Created on 01-17-2020 07:48 PM - edited 01-21-2020 09:10 PM
In this article we’ll take an end to end look at the execution of a hive query. We will focus on the query execution in the context of both Hive on Tez, and Hive on Map Reduce.
We will assume that our data includes customer data, so we will want to apply granular access control down to the column level, to secure PCI, and PII data. This means we will be using Hive in conjunction with Apache Ranger (the standard open source Apache project for securing data in Hive).
1) Client issues the SQL Query
The query will be issued from a client such as a JDBC client, or Beeline. JDBC clients might include any of the standard BI tools such as Tableau. Beeline is the supported CLI for Hive 2 and 3, and it will also use a JDBC connection to connect to the remote Hive Server. The JDBC URL for these connections can be easily retrieved in CDP-Data Warehouse dashboard, as shown in the dashboard below:
For, HDP, this URL is available from within Ambari, the Hive service summary, shown below.

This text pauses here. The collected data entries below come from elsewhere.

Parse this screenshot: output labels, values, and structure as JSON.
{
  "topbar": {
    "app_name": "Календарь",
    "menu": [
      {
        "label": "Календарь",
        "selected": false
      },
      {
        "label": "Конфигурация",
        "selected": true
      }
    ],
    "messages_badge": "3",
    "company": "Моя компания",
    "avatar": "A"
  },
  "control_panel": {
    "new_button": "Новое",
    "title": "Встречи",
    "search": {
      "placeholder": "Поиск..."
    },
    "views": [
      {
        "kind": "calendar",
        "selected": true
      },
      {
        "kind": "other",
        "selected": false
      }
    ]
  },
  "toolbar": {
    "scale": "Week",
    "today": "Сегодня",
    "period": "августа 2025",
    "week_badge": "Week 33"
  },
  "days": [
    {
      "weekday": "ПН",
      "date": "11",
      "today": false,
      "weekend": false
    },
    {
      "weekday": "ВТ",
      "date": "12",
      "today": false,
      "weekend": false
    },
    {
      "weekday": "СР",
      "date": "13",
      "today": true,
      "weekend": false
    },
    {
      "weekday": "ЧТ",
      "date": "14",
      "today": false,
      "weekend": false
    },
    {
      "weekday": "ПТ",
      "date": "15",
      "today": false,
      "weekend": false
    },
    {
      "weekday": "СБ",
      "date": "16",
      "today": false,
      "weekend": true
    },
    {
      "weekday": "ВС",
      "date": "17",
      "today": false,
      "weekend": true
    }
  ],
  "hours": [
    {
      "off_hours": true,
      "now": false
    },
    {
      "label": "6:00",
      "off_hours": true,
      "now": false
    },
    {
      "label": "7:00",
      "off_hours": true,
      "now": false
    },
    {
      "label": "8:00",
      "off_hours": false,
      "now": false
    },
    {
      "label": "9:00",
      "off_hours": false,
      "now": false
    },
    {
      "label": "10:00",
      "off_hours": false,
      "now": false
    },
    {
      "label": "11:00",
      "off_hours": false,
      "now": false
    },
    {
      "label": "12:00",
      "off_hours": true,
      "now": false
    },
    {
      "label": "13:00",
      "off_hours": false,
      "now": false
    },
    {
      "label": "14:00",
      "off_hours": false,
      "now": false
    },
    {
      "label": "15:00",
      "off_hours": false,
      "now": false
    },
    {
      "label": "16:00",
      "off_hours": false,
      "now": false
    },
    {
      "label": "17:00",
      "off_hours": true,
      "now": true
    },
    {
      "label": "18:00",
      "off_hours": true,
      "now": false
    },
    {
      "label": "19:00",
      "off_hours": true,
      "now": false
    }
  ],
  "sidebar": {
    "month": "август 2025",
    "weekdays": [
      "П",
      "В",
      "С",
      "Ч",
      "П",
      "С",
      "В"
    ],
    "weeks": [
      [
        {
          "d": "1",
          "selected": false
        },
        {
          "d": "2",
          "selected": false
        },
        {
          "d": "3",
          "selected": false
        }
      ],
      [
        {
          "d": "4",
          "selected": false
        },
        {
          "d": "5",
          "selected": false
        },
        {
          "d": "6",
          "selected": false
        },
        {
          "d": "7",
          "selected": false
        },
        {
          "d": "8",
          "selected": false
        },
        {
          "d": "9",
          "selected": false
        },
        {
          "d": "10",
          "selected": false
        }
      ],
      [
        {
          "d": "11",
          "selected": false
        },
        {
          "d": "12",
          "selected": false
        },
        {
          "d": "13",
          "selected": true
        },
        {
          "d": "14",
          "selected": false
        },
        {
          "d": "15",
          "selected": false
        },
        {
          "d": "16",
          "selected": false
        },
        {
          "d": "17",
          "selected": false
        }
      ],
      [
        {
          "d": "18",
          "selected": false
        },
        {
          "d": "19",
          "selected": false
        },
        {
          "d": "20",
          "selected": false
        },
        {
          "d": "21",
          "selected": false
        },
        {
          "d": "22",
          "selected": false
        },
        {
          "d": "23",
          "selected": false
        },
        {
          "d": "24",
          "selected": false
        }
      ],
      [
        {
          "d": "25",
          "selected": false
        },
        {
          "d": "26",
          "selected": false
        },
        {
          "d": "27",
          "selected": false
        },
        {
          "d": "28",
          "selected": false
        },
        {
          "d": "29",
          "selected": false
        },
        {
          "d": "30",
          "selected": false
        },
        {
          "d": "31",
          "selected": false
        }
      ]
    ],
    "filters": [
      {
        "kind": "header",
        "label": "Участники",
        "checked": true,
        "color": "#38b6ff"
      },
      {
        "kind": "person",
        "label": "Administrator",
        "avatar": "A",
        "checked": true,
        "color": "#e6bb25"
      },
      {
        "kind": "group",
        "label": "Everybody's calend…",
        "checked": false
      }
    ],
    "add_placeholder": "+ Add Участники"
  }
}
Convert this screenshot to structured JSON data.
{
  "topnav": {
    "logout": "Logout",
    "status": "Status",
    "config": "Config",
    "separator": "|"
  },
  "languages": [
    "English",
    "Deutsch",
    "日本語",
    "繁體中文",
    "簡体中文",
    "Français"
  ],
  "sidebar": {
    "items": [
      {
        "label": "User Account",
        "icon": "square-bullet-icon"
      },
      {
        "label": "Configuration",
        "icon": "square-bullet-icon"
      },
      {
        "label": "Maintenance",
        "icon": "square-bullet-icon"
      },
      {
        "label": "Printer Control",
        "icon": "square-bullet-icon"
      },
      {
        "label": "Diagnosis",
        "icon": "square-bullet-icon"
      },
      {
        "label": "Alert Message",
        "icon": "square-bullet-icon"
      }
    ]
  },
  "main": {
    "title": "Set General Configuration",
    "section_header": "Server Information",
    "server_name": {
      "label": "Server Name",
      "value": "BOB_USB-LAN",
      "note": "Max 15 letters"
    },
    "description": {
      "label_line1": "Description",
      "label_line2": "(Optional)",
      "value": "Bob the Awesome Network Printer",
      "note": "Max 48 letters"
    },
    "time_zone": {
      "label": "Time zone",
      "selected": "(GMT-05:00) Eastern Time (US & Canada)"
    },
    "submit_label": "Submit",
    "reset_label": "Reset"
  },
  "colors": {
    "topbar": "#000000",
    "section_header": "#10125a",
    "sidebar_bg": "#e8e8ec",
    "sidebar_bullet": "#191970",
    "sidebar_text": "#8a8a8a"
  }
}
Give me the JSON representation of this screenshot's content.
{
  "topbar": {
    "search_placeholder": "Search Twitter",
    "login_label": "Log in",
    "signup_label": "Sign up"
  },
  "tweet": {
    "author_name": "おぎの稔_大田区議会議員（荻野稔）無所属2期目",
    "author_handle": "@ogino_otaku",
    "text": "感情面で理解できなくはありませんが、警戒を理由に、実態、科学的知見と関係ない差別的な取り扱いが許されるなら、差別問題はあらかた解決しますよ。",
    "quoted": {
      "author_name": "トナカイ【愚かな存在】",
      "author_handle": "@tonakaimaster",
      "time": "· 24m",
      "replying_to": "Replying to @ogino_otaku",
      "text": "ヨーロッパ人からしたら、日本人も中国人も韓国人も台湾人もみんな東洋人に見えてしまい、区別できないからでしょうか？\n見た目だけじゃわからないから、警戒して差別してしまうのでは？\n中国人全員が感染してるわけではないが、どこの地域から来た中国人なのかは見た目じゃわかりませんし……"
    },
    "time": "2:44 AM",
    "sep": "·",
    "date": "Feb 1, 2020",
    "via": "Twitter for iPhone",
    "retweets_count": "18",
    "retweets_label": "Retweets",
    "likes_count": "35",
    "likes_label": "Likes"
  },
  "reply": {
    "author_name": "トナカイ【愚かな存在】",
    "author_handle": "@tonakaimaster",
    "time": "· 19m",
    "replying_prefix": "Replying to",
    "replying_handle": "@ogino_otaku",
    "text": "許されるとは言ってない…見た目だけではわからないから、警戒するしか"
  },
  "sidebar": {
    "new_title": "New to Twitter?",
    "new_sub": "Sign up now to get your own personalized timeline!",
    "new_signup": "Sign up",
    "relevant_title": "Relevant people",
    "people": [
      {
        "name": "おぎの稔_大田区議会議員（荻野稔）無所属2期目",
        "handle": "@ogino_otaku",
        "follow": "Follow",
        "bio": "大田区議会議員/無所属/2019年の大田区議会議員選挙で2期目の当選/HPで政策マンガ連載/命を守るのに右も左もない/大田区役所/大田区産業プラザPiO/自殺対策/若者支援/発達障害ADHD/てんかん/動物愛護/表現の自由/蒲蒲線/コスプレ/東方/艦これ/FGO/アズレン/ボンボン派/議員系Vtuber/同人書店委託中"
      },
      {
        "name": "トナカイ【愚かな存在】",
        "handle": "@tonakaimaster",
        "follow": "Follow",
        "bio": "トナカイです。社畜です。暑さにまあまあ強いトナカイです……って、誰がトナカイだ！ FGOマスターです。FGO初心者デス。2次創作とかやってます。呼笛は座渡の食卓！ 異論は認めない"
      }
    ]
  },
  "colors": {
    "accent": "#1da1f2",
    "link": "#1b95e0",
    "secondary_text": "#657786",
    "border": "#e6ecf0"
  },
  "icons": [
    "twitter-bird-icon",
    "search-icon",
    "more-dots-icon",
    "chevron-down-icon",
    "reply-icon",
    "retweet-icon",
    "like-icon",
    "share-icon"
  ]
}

2) Query Parsing and Access Control
Once the query has been issued by the client, and received by Hive Server 2 (HS2), it will be parsed and validated against ranger policies to enforce access control, based on the user’s authorization to the data queried. For this, HS2 references the Hive Ranger Plugin (hosted on the HS2 server) to determine whether the authenticated user has permissions to the columns, tables etc. referenced in the query
1) If the user does not have permissions to some of the columns, etc., the query is rewritten to strip the unauthorized resources, and preserve the authorized resources. For example, If an authenticated user ran the simple query:
SELECT FirstName, LastName, SSN, CC FROM customer
And they were unauthorized to access the SSN and CC columns, their query would be be rewritten as
SELECT FirstName, LastName, FROM customer
If the user has permissions for all the columns, there is no need to rewrite the query.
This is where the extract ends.